HALLELUJAH
“Halalujah” is a familiar word in our ritual of church “praise and worship”. However, we miss its beautiful meaning through our ignorance of its use in ancient Hebrew.
“Halal” in ancient Hebrew meant “the shining of a star”. To understand how it came to mean praise in association with Jah, i.e., halalujah (praise Jah), we must go back to its use in navigation. Before the invention of modern instruments, sailors would plot their course by the light (shining) of the stars.
This practice formed the idea behind praising God. When we praise Him, we focus on His “shining”, His glory, His attributes, His goodness, mercy, and compassion which become the pattern upon which we model our lives.
So, we navigate an evil and uncertain world by gazing at Him and living our lives by the light of His instructions (torah), His truth about Himself revealed in His Word.
In the New Covenant, we have the perfect “shining” of the Morning Star, Jesus, (the Son), who “radiates God’s own glory and expresses the very character of God…” – Heb 1:3a.
This wonderful imagery is lost in so much of today’s Christian music which focuses on our experience rather than on the glory of Jesus and the marvel of God’s grace in the gospel.

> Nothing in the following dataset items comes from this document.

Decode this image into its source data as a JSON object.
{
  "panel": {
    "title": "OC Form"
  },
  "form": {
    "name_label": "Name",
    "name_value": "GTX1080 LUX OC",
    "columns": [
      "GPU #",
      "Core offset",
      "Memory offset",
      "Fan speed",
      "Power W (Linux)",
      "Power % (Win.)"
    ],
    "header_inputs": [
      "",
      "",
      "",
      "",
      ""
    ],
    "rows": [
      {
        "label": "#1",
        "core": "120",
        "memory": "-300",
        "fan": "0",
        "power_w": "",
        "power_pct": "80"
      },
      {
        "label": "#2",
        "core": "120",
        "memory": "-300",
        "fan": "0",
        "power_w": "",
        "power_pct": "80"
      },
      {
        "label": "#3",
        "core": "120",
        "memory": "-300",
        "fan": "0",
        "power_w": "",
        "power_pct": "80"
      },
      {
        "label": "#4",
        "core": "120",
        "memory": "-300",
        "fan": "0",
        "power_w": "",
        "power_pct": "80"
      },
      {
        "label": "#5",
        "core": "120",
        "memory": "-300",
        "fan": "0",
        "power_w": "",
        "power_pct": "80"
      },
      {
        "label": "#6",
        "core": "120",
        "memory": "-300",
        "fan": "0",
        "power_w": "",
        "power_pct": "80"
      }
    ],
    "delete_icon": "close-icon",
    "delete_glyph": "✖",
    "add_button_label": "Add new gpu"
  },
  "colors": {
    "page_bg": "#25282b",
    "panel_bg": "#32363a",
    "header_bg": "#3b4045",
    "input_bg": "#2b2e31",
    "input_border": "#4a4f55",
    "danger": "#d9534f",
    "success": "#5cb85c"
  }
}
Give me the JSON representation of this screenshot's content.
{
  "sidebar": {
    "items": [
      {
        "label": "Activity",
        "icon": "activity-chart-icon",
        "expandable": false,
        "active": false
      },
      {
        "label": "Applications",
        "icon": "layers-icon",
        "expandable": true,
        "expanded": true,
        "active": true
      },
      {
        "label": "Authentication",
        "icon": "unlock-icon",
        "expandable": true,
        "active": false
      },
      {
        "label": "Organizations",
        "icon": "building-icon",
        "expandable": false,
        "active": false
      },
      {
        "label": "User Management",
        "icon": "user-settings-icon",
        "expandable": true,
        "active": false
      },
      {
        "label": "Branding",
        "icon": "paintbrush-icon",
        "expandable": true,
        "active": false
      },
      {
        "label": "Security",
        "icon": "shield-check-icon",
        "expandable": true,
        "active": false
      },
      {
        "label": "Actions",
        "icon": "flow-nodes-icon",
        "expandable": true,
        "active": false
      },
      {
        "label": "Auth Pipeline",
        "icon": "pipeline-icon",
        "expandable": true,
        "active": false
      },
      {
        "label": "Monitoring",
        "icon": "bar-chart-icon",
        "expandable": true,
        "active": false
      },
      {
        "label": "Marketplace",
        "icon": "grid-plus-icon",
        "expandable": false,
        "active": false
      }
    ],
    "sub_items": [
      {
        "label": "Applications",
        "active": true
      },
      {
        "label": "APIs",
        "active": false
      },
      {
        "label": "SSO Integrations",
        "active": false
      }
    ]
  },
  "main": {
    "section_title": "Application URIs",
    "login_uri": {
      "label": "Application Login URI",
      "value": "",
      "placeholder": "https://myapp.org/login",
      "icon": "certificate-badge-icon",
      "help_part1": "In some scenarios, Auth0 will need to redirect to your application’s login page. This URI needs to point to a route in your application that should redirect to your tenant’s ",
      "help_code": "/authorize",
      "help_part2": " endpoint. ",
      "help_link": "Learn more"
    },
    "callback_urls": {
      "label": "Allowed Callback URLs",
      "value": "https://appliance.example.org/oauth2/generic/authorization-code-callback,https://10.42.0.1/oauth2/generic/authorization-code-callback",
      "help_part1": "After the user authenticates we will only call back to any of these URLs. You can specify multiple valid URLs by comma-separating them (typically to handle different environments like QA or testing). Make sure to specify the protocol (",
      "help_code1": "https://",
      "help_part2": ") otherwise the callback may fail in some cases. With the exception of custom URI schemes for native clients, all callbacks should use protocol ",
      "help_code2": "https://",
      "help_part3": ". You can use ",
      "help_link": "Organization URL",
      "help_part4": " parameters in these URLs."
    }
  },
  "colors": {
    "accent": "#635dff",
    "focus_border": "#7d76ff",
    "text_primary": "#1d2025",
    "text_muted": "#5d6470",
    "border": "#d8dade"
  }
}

Paul encapsulates our true “halalujah” in his matchless prescription for transformation.
“And we all, who with unveiled faces contemplate the Lord’s glory, are being transformed into his image with ever-increasing glory, which comes from the Lord, who is the Spirit.”
2 Corinthians 3:18 NIV
Many churches have ditched the great hymns of the past that contemplated in verse and music the “shining of the star” in favour of tuneless ditties that often bemoan our spiritual poverty and focus on our emotional whining.
Compare, for example, the words of Fredrick William Faber. 1848…
My God, how wonderful Thou art,
Thy majesty how bright;
How beautiful Thy mercy seat
In depths of burning light!
How dread are Thine eternal years,
O Everlasting Lord,
By prostrate spirits, day and night
Incessantly adored!
How wonderful, how beautiful
The sight of Thee must be,
Thine endless wisdom, boundless power,
And aweful purity!
O, how I fear Thee, living God
With deepest, tend’rest fears,
And worship Thee with trembling hope,
And penitential tears!
Yet I may love Thee too, O Lord,
Almighty as Thou art,
For Thou hast stooped to ask of me
The love of my poor heart.
No earthly father loves like Thee,
No mother, e’er so mild
Bears and forebears, as Thou hast done
With me, Thy sinful child.
Father of Jesus, love’s reward,
What rapture will it be,
Prostrate before Thy throne to lie
And gaze and gaze on Thee!
… with some of the songs we sing today. Of course, there are many modern, beautiful songs that gaze at the shining of the star, but why do we ignore those that were written by great poets and hymn writers of the past who had a deep sense of awe in the presence of God as though they are out-of-date?
My wife and I are both Christians and professional musicians. We attend the weekly “Praise and Worship” service at the Yokota (U.S.) Air Base in Tokyo, Japan. Everything you said above is what happens at our church: none of the great hymns are played anymore, replaced instead by tuneless ditties that are easily sung by the congregation but focus on our “waa-waa, please pity me” feelings instead of on God’s eternal light that helps us accurately navigate in this harsh Satanic world.